If robots are so smart, why can’t my roomba beat me at chess?
Checkmate, science.
[FBI raid]
Pig gangster: “Who squealed?”
My boss has stopped letting me leave early for my son’s Little League games ever since he learned he’s in his second year of college.
[commencement speech]
when I look out at all your faces, I see future leaders & scientists who will change the world, I also see probable felons & a whole bunch of divorcees, some of you will be great inventors, some of you will get a dui and- what? no I don’t go to this school
Why don’t adult cereals come with prizes?
A pill organizer
Post it notes
Vouchers for gas
…And so on.
To everyone with a motorcycle: your motorcycle is very loud & we are all very proud of you.
Going feral. Y’all need anything?
I was about to confront my husband about the strange blonde hairs I found in our house until I realised my kid’s werewolf Halloween mask was moulting.
I’m a people pleaser, unless you don’t like that. Then I’m not.
My brother-in-law: what’s your kittens names?
My 10yo: Jinx and Jingles.
BIL: Which one is the black one?
10yo: that one. *points to black kitten*
Mum, that’s not a picture of Jesus
Twitter is like handing the dumbest person you know a bullhorn
Him: I’d go to the end of the world for you!
Me: Well… what are you waiting for then?
Villain: Hand over your gun.
*I hand him my gun*
Villain: And your sidepiece.
*I hand him my sock*
*pulls curtain back while wife is in the shower*
me: Are we – stop screaming, it’s just me- are we out of Cheetos?
even worse than arguing with a stupid person online is when an even stupider person joins in but they’re on your side
two people or more is called a problem
You know you’re ordering too much takeout food when the delivery guy replies ” it’s me” when you ask who’s at the door.
judge: what do you have to say for yourself
scooby-doo villain: i was legally startling trespassers on my own private property and was wrongfully arrested and imprisoned by a group of high teenagers
judge: oh damn
Canadian owl: Eh?
I just bet a hyena £1000 that he couldn’t swim across a river and now he’s laughing all the way to the bank.
[first day in the Mafia]
Me: I’ve taken care of your wife as you asked
Boss: great, where is she? Did she have a nice time?
Me: oh no
4yo: I had a dream about u mommy
Me: I feel so special
4yo: I flushed u down the toilet
Me, homeschooling:
If a train leaves the west coast at 7:00am traveling 60 mph and one leaves the east coast at 9:00am traveling 45 mph then what time will I get drunk and drop kick my neighbors garden gnome?

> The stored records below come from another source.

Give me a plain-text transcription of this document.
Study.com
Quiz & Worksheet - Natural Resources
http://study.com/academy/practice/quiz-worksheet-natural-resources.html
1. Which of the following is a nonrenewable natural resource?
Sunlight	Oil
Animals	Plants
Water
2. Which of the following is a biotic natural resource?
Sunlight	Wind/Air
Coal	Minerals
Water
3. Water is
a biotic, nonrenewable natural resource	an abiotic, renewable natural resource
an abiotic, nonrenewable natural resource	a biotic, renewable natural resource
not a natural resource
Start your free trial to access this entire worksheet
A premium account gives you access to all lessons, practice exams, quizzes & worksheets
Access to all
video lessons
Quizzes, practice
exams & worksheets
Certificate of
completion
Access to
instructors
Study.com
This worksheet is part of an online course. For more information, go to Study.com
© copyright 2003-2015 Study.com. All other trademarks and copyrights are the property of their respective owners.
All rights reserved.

I got up early to start the Lentil soup in the crockpot, and I realized I don’t have tomato paste, and now my Italian ancestors are cursing me (in Italian) from their graves. I’m pretty sure I just felt a wooden spoon hit my bottom.
At this point the only way a handsome man’s ever going to chase me through an airport is if I steal his bag off the carousel.
you know how picasso had to learn the rules of painting before he could break them? that’s why i’m going to law school
She said that having a successful marriage is all about making sacrifices so I threw her into a volcano.
Apparently it was disrespectful to wear my Slayer hoodie at my friend’s murdered husband’s funeral.